Chi Square

Hi,

In a one-tailed test of X2 how do you compare the critical value with the test statistical?

Example: Fund Alpha has been in existence for 20 months, during this period the standard deviation of monthly returns has been 5%. You want to test a claim by the fund manager that the standard deviation of monthly return is less than 6%? The critical value or rejection point given is a 0.05 level of significance.

Answer: X2 = 13.19 and Rejection point based on df and significance = 0.05 is 10.1 and answers says, "since the test statistic is higher than the rejection point we can NOT reject H0.

But I am confused as per my understanding since the critical point is less than the X2, H0 should be rejected! Could anyone please help me to understand?

I agree with you.

Where did you get this question?

my statistics book seem to agree with the answer.

according to my textbook, for a left-tailed chi-square test, if the test statistic is greater than the critical value (found on the table), you cannot reject the null hypothesis. that is:

critical value < test statistic: fail to reject null hypothesis

critical value > test statistic: reject the null hypothesis

in this case,

H0 : sigma = .06

H1 : sigma < .06 (original claim)

Ah . . . you didn’t say that 10.1 was the lower critical value.
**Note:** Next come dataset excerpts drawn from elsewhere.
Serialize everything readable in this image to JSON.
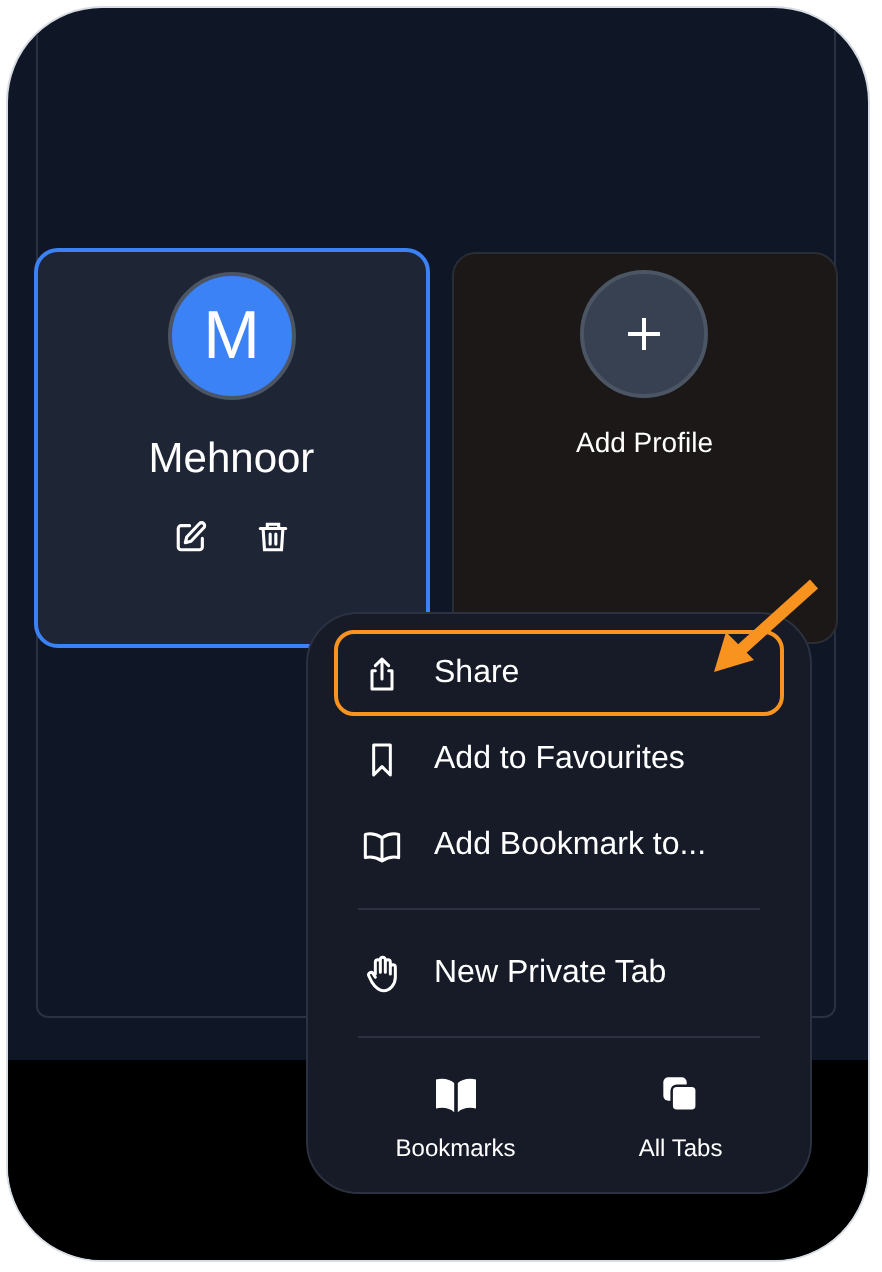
{
  "profiles": [
    {
      "initial": "M",
      "name": "Mehnoor",
      "selected": true
    }
  ],
  "add_profile": {
    "label": "Add Profile"
  },
  "menu": {
    "groups": [
      [
        {
          "label": "Share",
          "kind": "share",
          "highlighted": true
        },
        {
          "label": "Add to Favourites",
          "kind": "favourite",
          "highlighted": false
        },
        {
          "label": "Add Bookmark to...",
          "kind": "bookmark",
          "highlighted": false
        }
      ],
      [
        {
          "label": "New Private Tab",
          "kind": "private",
          "highlighted": false
        }
      ]
    ],
    "bottom_buttons": [
      {
        "label": "Bookmarks",
        "kind": "bookmarks"
      },
      {
        "label": "All Tabs",
        "kind": "tabs"
      }
    ]
  }
}
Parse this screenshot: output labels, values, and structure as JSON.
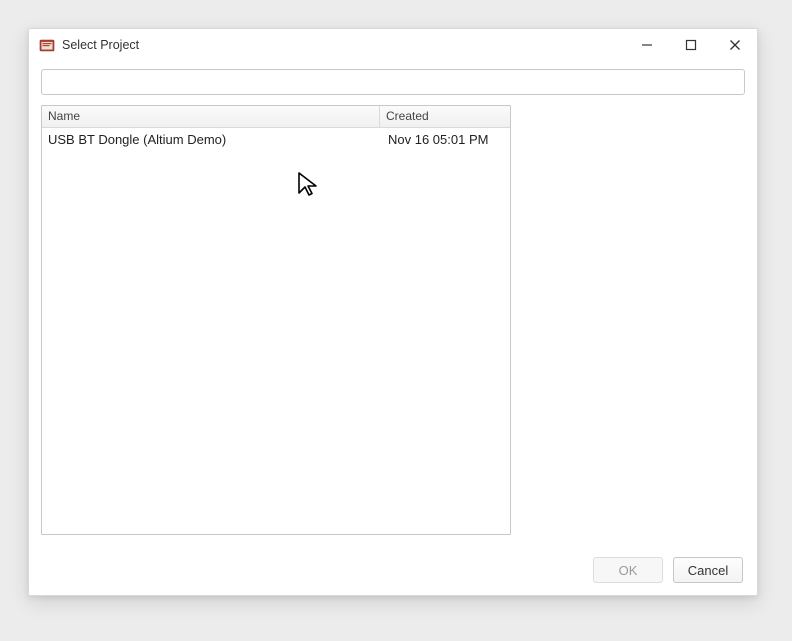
{
  "window": {
    "title": "Select Project",
    "icon": "project-icon"
  },
  "search": {
    "value": "",
    "placeholder": ""
  },
  "list": {
    "columns": {
      "name": "Name",
      "created": "Created"
    },
    "rows": [
      {
        "name": "USB BT Dongle (Altium Demo)",
        "created": "Nov 16 05:01 PM"
      }
    ]
  },
  "buttons": {
    "ok": "OK",
    "cancel": "Cancel"
  },
  "state": {
    "ok_enabled": false
  }
}
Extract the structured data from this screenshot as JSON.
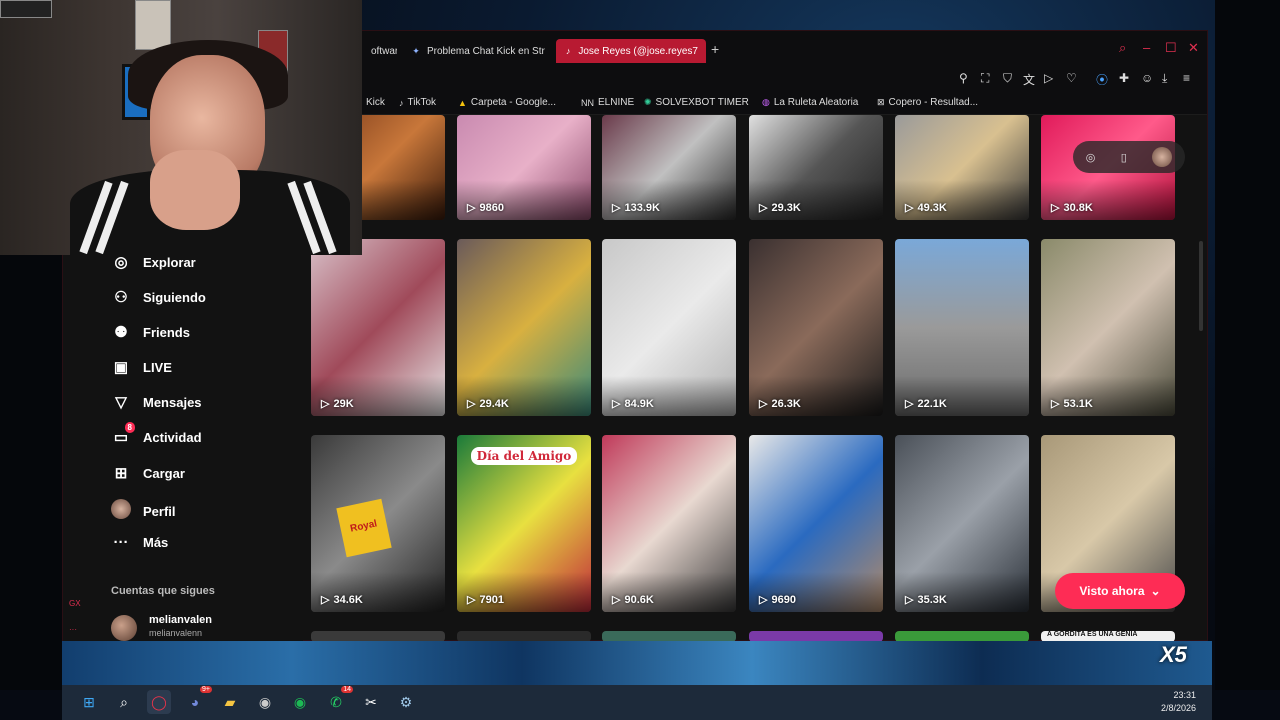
{
  "browser": {
    "tabs": [
      {
        "label": "oftware",
        "icon": "generic-icon"
      },
      {
        "label": "Problema Chat Kick en Str",
        "icon": "gemini-icon"
      },
      {
        "label": "Jose Reyes (@jose.reyes7",
        "icon": "tiktok-icon"
      }
    ],
    "bookmarks": [
      {
        "label": "Kick",
        "icon": "kick-icon"
      },
      {
        "label": "TikTok",
        "icon": "tiktok-icon"
      },
      {
        "label": "Carpeta - Google...",
        "icon": "drive-icon"
      },
      {
        "label": "ELNINE",
        "icon": "elnine-icon"
      },
      {
        "label": "SOLVEXBOT TIMER",
        "icon": "solvex-icon"
      },
      {
        "label": "La Ruleta Aleatoria",
        "icon": "wheel-icon"
      },
      {
        "label": "Copero - Resultad...",
        "icon": "copero-icon"
      }
    ]
  },
  "sidebar": {
    "items": [
      {
        "label": "Explorar",
        "icon": "compass-icon"
      },
      {
        "label": "Siguiendo",
        "icon": "user-follow-icon"
      },
      {
        "label": "Friends",
        "icon": "friends-icon"
      },
      {
        "label": "LIVE",
        "icon": "live-tv-icon"
      },
      {
        "label": "Mensajes",
        "icon": "send-icon"
      },
      {
        "label": "Actividad",
        "icon": "activity-icon",
        "badge": "8"
      },
      {
        "label": "Cargar",
        "icon": "upload-plus-icon"
      },
      {
        "label": "Perfil",
        "icon": "avatar"
      },
      {
        "label": "Más",
        "icon": "more-dots-icon"
      }
    ],
    "following_heading": "Cuentas que sigues",
    "following": [
      {
        "name": "melianvalen",
        "username": "melianvalenn"
      }
    ]
  },
  "videos": {
    "rows": [
      [
        "",
        "9860",
        "133.9K",
        "29.3K",
        "49.3K",
        "30.8K"
      ],
      [
        "29K",
        "29.4K",
        "84.9K",
        "26.3K",
        "22.1K",
        "53.1K"
      ],
      [
        "34.6K",
        "7901",
        "90.6K",
        "9690",
        "35.3K",
        ""
      ]
    ],
    "overlay_dia_amigo": "Día del Amigo",
    "overlay_royal": "Royal",
    "overlay_bottom_text": "A GORDITA ES UNA GENIA"
  },
  "visto_ahora": "Visto ahora",
  "watermark": "X5",
  "taskbar": {
    "badges": {
      "discord": "9+",
      "whatsapp": "14"
    },
    "time": "23:31",
    "date": "2/8/2026"
  },
  "colors": {
    "accent": "#fe2c55",
    "opera": "#b81a32"
  }
}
I was thinking that it was the upper critical value.

I admit that I haven’t looked at a chi-square table in a while, so I don’t have a good feel for the magnitude of the critical values.

there are three kinds of X2 tests.

  1. if you are testing the claim volatility < some number K, use the left-tailed test

  2. if you are testing the claim volatility > some number K, use the right-tailed test

  3. if you are testing the claim that volatility is not equal to some number K, use the two-tailed test

for this problem, you are testing if the volatility is less than some number, so you need to do a left-tailed test

wow. perfect!!! thanks so much, everyone for clarification:)

IFT world-course provider’s video

It’s a left-tailed test (i.e. less than 6%) so the 5% rejection point is on the left hand side of the distribution. Your rejection decision should be:

  • Reject H0 if chi-sq test statistic < 10.1

  • Do not reject H0 if test statistic > 10.1

Since the test statistic is 13.19, so hence you cannot reject H0.